A Hybrid Neural Code for Operant Control Decomposing Firing Rate and Precise Spike Timing Contributions to Neural Synchrony
摘要
The debate concerning whether neural information is primarily transmitted via firing rate or precise spike timing remains central to neuroscience. Here, we tried to address this fundamental ambiguity in the primary motor cortex (MI) using a novel Brain-Machine Interface (BMI) task where rats were trained to voluntarily modulate neuronal population synchrony for reward. This operant conditioning paradigm allowed for the quantitative decomposition of the neural control signal into its coarse- and fine-timescale components.

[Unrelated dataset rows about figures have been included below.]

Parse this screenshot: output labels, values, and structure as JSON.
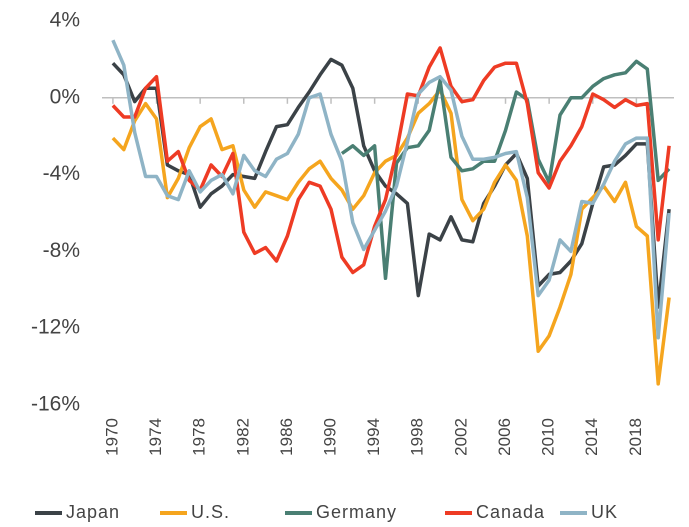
{
  "chart_data": {
    "type": "line",
    "x": [
      1970,
      1971,
      1972,
      1973,
      1974,
      1975,
      1976,
      1977,
      1978,
      1979,
      1980,
      1981,
      1982,
      1983,
      1984,
      1985,
      1986,
      1987,
      1988,
      1989,
      1990,
      1991,
      1992,
      1993,
      1994,
      1995,
      1996,
      1997,
      1998,
      1999,
      2000,
      2001,
      2002,
      2003,
      2004,
      2005,
      2006,
      2007,
      2008,
      2009,
      2010,
      2011,
      2012,
      2013,
      2014,
      2015,
      2016,
      2017,
      2018,
      2019,
      2020,
      2021
    ],
    "xlim": [
      1969,
      2022
    ],
    "xticks": [
      1970,
      1974,
      1978,
      1982,
      1986,
      1990,
      1994,
      1998,
      2002,
      2006,
      2010,
      2014,
      2018
    ],
    "ylim": [
      -16,
      4
    ],
    "yticks": [
      {
        "value": 4,
        "label": "4%"
      },
      {
        "value": 0,
        "label": "0%"
      },
      {
        "value": -4,
        "label": "-4%"
      },
      {
        "value": -8,
        "label": "-8%"
      },
      {
        "value": -12,
        "label": "-12%"
      },
      {
        "value": -16,
        "label": "-16%"
      }
    ],
    "legend": "bottom",
    "series": [
      {
        "name": "Japan",
        "color": "#3b4247",
        "values": [
          1.8,
          1.2,
          -0.2,
          0.5,
          0.5,
          -3.5,
          -3.8,
          -4.0,
          -5.7,
          -5.0,
          -4.6,
          -4.0,
          -4.1,
          -4.2,
          -2.8,
          -1.5,
          -1.4,
          -0.5,
          0.3,
          1.2,
          2.0,
          1.7,
          0.5,
          -2.5,
          -3.8,
          -4.6,
          -5.0,
          -5.5,
          -10.3,
          -7.1,
          -7.4,
          -6.2,
          -7.4,
          -7.5,
          -5.5,
          -4.6,
          -3.5,
          -2.9,
          -4.2,
          -9.8,
          -9.2,
          -9.1,
          -8.5,
          -7.6,
          -5.5,
          -3.6,
          -3.5,
          -3.0,
          -2.4,
          -2.4,
          -10.9,
          -5.8
        ]
      },
      {
        "name": "U.S.",
        "color": "#f5a51e",
        "values": [
          -2.1,
          -2.7,
          -1.2,
          -0.3,
          -1.1,
          -5.2,
          -4.2,
          -2.6,
          -1.5,
          -1.1,
          -2.7,
          -2.5,
          -4.8,
          -5.7,
          -4.9,
          -5.1,
          -5.3,
          -4.4,
          -3.7,
          -3.3,
          -4.2,
          -4.8,
          -5.8,
          -5.1,
          -3.9,
          -3.3,
          -3.0,
          -2.1,
          -0.8,
          -0.3,
          0.4,
          -0.8,
          -5.3,
          -6.4,
          -5.8,
          -4.4,
          -3.5,
          -4.3,
          -7.2,
          -13.2,
          -12.4,
          -10.9,
          -9.2,
          -5.8,
          -5.2,
          -4.6,
          -5.4,
          -4.4,
          -6.7,
          -7.2,
          -14.9,
          -10.4
        ]
      },
      {
        "name": "Germany",
        "color": "#4a7f73",
        "values": [
          null,
          null,
          null,
          null,
          null,
          null,
          null,
          null,
          null,
          null,
          null,
          null,
          null,
          null,
          null,
          null,
          null,
          null,
          null,
          null,
          null,
          -2.9,
          -2.5,
          -3.0,
          -2.5,
          -9.4,
          -3.4,
          -2.6,
          -2.5,
          -1.7,
          0.9,
          -3.1,
          -3.8,
          -3.7,
          -3.3,
          -3.3,
          -1.7,
          0.3,
          -0.1,
          -3.2,
          -4.4,
          -0.9,
          0.0,
          0.0,
          0.6,
          1.0,
          1.2,
          1.3,
          1.9,
          1.5,
          -4.3,
          -3.7
        ]
      },
      {
        "name": "Canada",
        "color": "#ee3b24",
        "values": [
          -0.4,
          -1.0,
          -1.0,
          0.5,
          1.1,
          -3.3,
          -2.8,
          -4.3,
          -4.8,
          -3.5,
          -4.1,
          -2.9,
          -7.0,
          -8.1,
          -7.8,
          -8.5,
          -7.2,
          -5.3,
          -4.4,
          -4.6,
          -5.8,
          -8.3,
          -9.1,
          -8.7,
          -6.7,
          -5.3,
          -2.8,
          0.2,
          0.1,
          1.6,
          2.6,
          0.6,
          -0.2,
          -0.1,
          0.9,
          1.6,
          1.8,
          1.8,
          -0.3,
          -3.9,
          -4.7,
          -3.3,
          -2.5,
          -1.5,
          0.2,
          -0.1,
          -0.5,
          -0.1,
          -0.4,
          -0.3,
          -7.4,
          -2.5
        ]
      },
      {
        "name": "UK",
        "color": "#8fb4c6",
        "values": [
          3.0,
          1.7,
          -1.8,
          -4.1,
          -4.1,
          -5.1,
          -5.3,
          -3.8,
          -4.9,
          -4.3,
          -4.0,
          -5.0,
          -3.0,
          -3.8,
          -4.1,
          -3.2,
          -2.9,
          -1.9,
          0.0,
          0.2,
          -1.9,
          -3.3,
          -6.5,
          -7.9,
          -6.9,
          -5.9,
          -4.6,
          -2.3,
          0.2,
          0.8,
          1.1,
          0.4,
          -2.0,
          -3.2,
          -3.2,
          -3.1,
          -2.9,
          -2.8,
          -5.2,
          -10.3,
          -9.5,
          -7.4,
          -8.0,
          -5.4,
          -5.5,
          -4.5,
          -3.3,
          -2.4,
          -2.1,
          -2.1,
          -12.5,
          -6.0
        ]
      }
    ]
  }
}
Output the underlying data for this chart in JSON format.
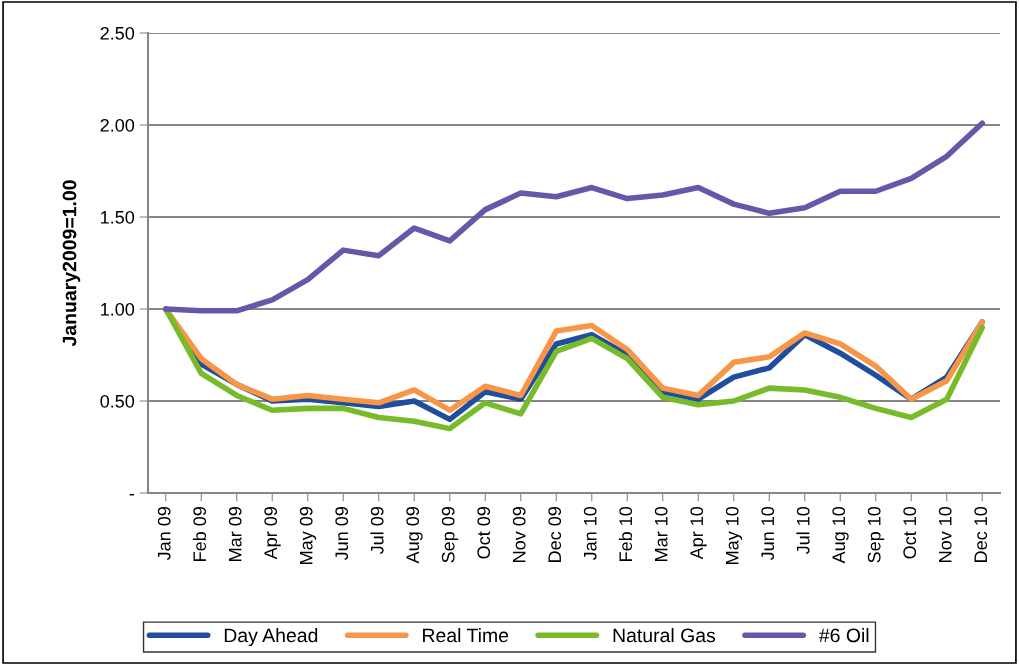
{
  "chart_data": {
    "type": "line",
    "ylabel": "January2009=1.00",
    "categories": [
      "Jan 09",
      "Feb 09",
      "Mar 09",
      "Apr 09",
      "May 09",
      "Jun 09",
      "Jul 09",
      "Aug 09",
      "Sep 09",
      "Oct 09",
      "Nov 09",
      "Dec 09",
      "Jan 10",
      "Feb 10",
      "Mar 10",
      "Apr 10",
      "May 10",
      "Jun 10",
      "Jul 10",
      "Aug 10",
      "Sep 10",
      "Oct 10",
      "Nov 10",
      "Dec 10"
    ],
    "series": [
      {
        "name": "Day Ahead",
        "color": "#1f4e9c",
        "values": [
          1.0,
          0.7,
          0.59,
          0.5,
          0.51,
          0.49,
          0.47,
          0.5,
          0.4,
          0.55,
          0.51,
          0.81,
          0.86,
          0.75,
          0.55,
          0.51,
          0.63,
          0.68,
          0.86,
          0.76,
          0.64,
          0.51,
          0.63,
          0.93
        ]
      },
      {
        "name": "Real Time",
        "color": "#f79646",
        "values": [
          1.0,
          0.73,
          0.59,
          0.51,
          0.53,
          0.51,
          0.49,
          0.56,
          0.45,
          0.58,
          0.53,
          0.88,
          0.91,
          0.78,
          0.57,
          0.53,
          0.71,
          0.74,
          0.87,
          0.81,
          0.69,
          0.51,
          0.61,
          0.93
        ]
      },
      {
        "name": "Natural Gas",
        "color": "#77bb2b",
        "values": [
          1.0,
          0.65,
          0.53,
          0.45,
          0.46,
          0.46,
          0.41,
          0.39,
          0.35,
          0.49,
          0.43,
          0.77,
          0.84,
          0.73,
          0.52,
          0.48,
          0.5,
          0.57,
          0.56,
          0.52,
          0.46,
          0.41,
          0.51,
          0.9
        ]
      },
      {
        "name": "#6 Oil",
        "color": "#6658a8",
        "values": [
          1.0,
          0.99,
          0.99,
          1.05,
          1.16,
          1.32,
          1.29,
          1.44,
          1.37,
          1.54,
          1.63,
          1.61,
          1.66,
          1.6,
          1.62,
          1.66,
          1.57,
          1.52,
          1.55,
          1.64,
          1.64,
          1.71,
          1.83,
          2.01
        ]
      }
    ],
    "ylim": [
      0,
      2.5
    ],
    "yticks": [
      {
        "value": 0,
        "label": "-"
      },
      {
        "value": 0.5,
        "label": "0.50"
      },
      {
        "value": 1.0,
        "label": "1.00"
      },
      {
        "value": 1.5,
        "label": "1.50"
      },
      {
        "value": 2.0,
        "label": "2.00"
      },
      {
        "value": 2.5,
        "label": "2.50"
      }
    ],
    "grid": "y",
    "legend": "bottom",
    "marker": "none",
    "line_style": "solid"
  }
}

Behavioral analysis confirmed robust and stable control, marked by a synchronized elevation in population firing rate within the 300 ms pre-reward window. Temporal perturbation testing demonstrated that the coarse-timescale rate modulation alone provides a robust, near-threshold signal, confirming the capacity of firing rate for reliable information transmission. Crucially, we quantified the Rate-Independent Coincidence Spiking Pair count (RI-NCSP) —a metric designed to filter out chance coincidences driven by elevated firing rates—revealing a statistically significant Excess Synchrony that emerged exclusively during successful trials. Our finding proves that the precise spike timing contributes information independently of the firing rate increase. Finally, we utilized a multi-class Support Vector Machine (SVM) to assess feature utility. Decoding accuracy achieved with the combined feature of both components was significantly superior to that of either component alone. These results imply a Multiscale Hybrid Code architecture for neural coding, where the coarse rate component provides robustness and the precise timing component offers critical informational refinement. This framework is essential for the future design of BMI systems that leverage multiscale feature fusion for optimizing performance and efficiency.